Kültürel değişim gerek. İnovasyonu yaratacak ortamları geliştirmek lazım. Bugünkü teknoloji AR-GE merkezleri yeni kuşak teknolojileri geliştirmek için kâfi değil. O vakit bizim teklifimiz, Türkiye tamamı prestiji ile teknoloji geliştirme bölgesi üzere düşünülmeli. Beşerler mavi yakalı çalışanlar üzere sabah 9, akşam 6 çalışsın olmaz. Bu teknoparklardaki çalışma zorunluluğunu yönetmeliklerle, yılsonuna kadar uzattık fakat dünya örneklerinde olduğu üzere mecburilik kaldırılmalı. Teknoparklar yalnızca fizikî giriş çıkış yapılan yerler olarak görülmemeli.” diye konuştu.

“Teknoloji girişimcilerine fon sağlayacak, Türkiye Teknoloji Bankası kurulmalı”

Nitelikli fon sağlayan sistemlerin oluşturulması gerekliliğini vurgulayan Kızıltan “Girişimlerin, KOBİ’lerin hangisi fonlanmaya muhtaçlığı var dediğimizde bu hakikat incelenip , yüksek katma bedelli üretim yapanlar tespit edilip, fonlanmalı. Türkiye Teknoloji Bankası kurulsun. Teşebbüs sermayesi yatırım fonları ve bu fonları oluşturan paydaşlarla birlikte, Türkiye’de teknoloji geliştiren girişimcileri destekleyen bir modele evrilsin. Bugün Türkiye’de pek çok kamu kuruluşu fonlar oluşturuyor, teşvik sistemi var.

Girişimcilik ekosistemi bu teşviklerden tam manasıyla yararlanabiliyor mu? Bunu daha sağlıklı, çok daha nitelikli hale getirmeliyiz.” değerlendirmesinde bulundu.

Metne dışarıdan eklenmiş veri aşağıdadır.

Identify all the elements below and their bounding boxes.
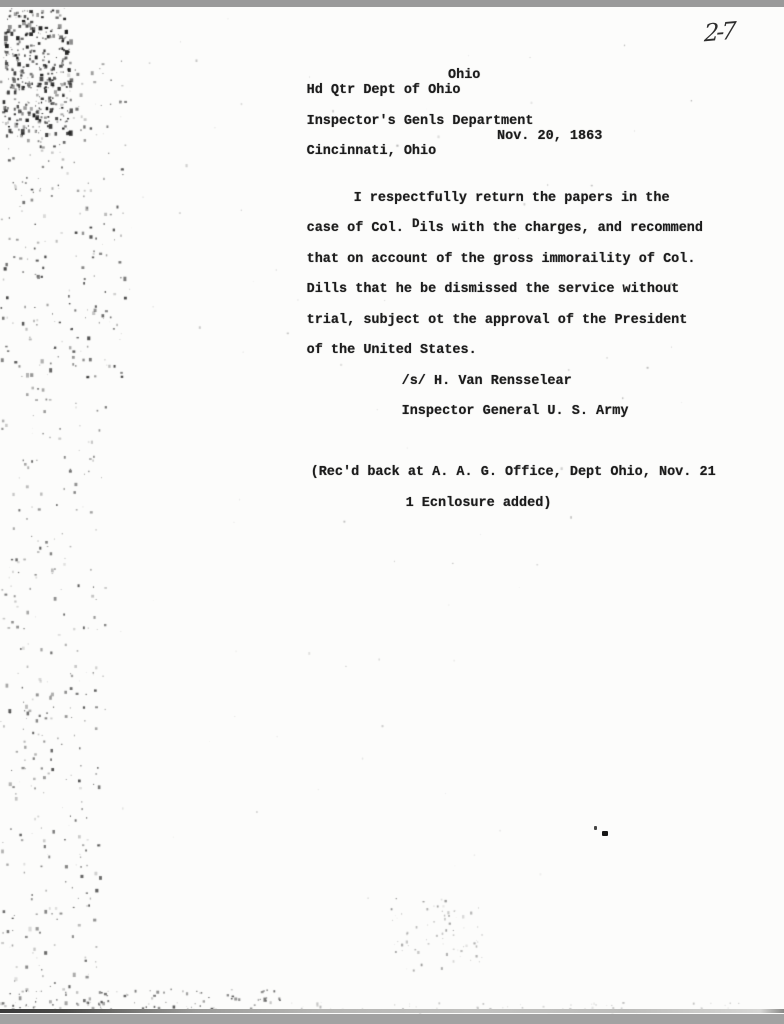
superscript-letter: D — [412, 217, 420, 231]
handwritten-page-number: 2-7 — [704, 17, 734, 48]
body-text: of the United States. — [307, 343, 477, 358]
endorsement-line: (Rec'd back at A. A. G. Office, Dept Ohi… — [258, 450, 698, 481]
scanner-edge-bar-top — [0, 0, 784, 7]
body-line: of the United States. — [258, 328, 698, 359]
heading-department: Inspector's Genls Department — [307, 114, 534, 129]
body-text: I respectfully return the papers in the — [354, 191, 670, 206]
body-line: Dills that he be dismissed the service w… — [258, 267, 698, 298]
endorsement-text: (Rec'd back at A. A. G. Office, Dept Ohi… — [311, 465, 716, 480]
heading-office: Hd Qtr Dept of Ohio — [307, 83, 461, 98]
letter-heading-place-date-line: Cincinnati, Ohio Nov. 20, 1863 — [258, 129, 698, 160]
letter-heading-office-line: Hd Qtr Dept of Ohio Ohio — [258, 68, 698, 99]
scanner-smudge-line — [0, 1009, 784, 1013]
heading-office-right: Ohio — [448, 68, 480, 83]
ink-speck — [594, 826, 597, 830]
body-line: I respectfully return the papers in the — [258, 176, 698, 207]
body-text: that on account of the gross immoraility… — [307, 252, 696, 267]
signature-title-line: Inspector General U. S. Army — [258, 389, 698, 420]
signature-text: /s/ H. Van Rensselear — [402, 374, 572, 389]
body-line: that on account of the gross immoraility… — [258, 237, 698, 268]
typewritten-letter: Hd Qtr Dept of Ohio Ohio Inspector's Gen… — [258, 68, 698, 511]
letter-heading-department-line: Inspector's Genls Department — [258, 99, 698, 130]
body-text: trial, subject ot the approval of the Pr… — [307, 313, 688, 328]
body-text: ils with the charges, and recommend — [419, 221, 703, 236]
endorsement-line: 1 Ecnlosure added) — [258, 481, 698, 512]
body-text: Dills that he be dismissed the service w… — [307, 282, 680, 297]
paragraph-gap — [258, 160, 698, 176]
body-line: trial, subject ot the approval of the Pr… — [258, 298, 698, 329]
section-gap — [258, 420, 698, 451]
ink-speck — [602, 831, 608, 836]
scanner-edge-bar-bottom — [0, 1014, 784, 1024]
signature-line: /s/ H. Van Rensselear — [258, 359, 698, 390]
heading-place: Cincinnati, Ohio — [307, 144, 437, 159]
body-text: case of Col. — [307, 221, 412, 236]
signature-title-text: Inspector General U. S. Army — [402, 404, 629, 419]
body-line: case of Col. Dils with the charges, and … — [258, 206, 698, 237]
scanned-letter-page: 2-7 Hd Qtr Dept of Ohio Ohio Inspector's… — [0, 0, 784, 1024]
heading-date: Nov. 20, 1863 — [497, 129, 602, 144]
endorsement-text: 1 Ecnlosure added) — [406, 496, 552, 511]
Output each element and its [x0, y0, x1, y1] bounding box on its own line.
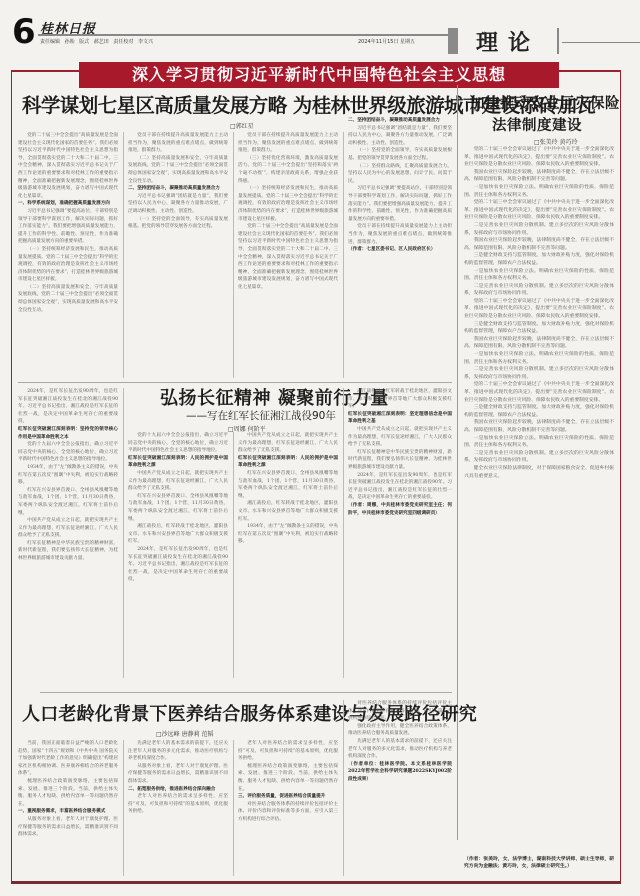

“İhracat modelinde güncelleme, rekabetçilik, dönüşüm şart”

TÜBİSAD Lideri “Biz dijital dönüşümde rekabetçi olmalıyız. Gözbebeğimiz otomotiv kesimini örnek verebiliriz. Biz yüksek teknolojili eserler üretecek ülke haline gelmeliyiz. Biz elektrikli araçların ve yan endüstrisini bugünden düşünmezsek, geri düşeriz. Tüm bunları, ekonomik programa bağlamak lazım. Bugün ihracat modeli bundan 30 yıl evvel getirilen ihracat modeli. Dünya dönüşüyor, ekonomik modellemeler, ihracat modeli güncellenmeli. Üretim, ihracat modeli yüksek katma paha dönüşmeli bu da KOBİ’lerin yüksek katma bedelli eser üretimiyle sağlanabilir. KOBİ’lere bu dönüştürücü istikamette takviyeler verilmeli. Takviyeler yeterli tespit edilip, nitelikli üretimlere verilmeli.” açıklamasını yaptı.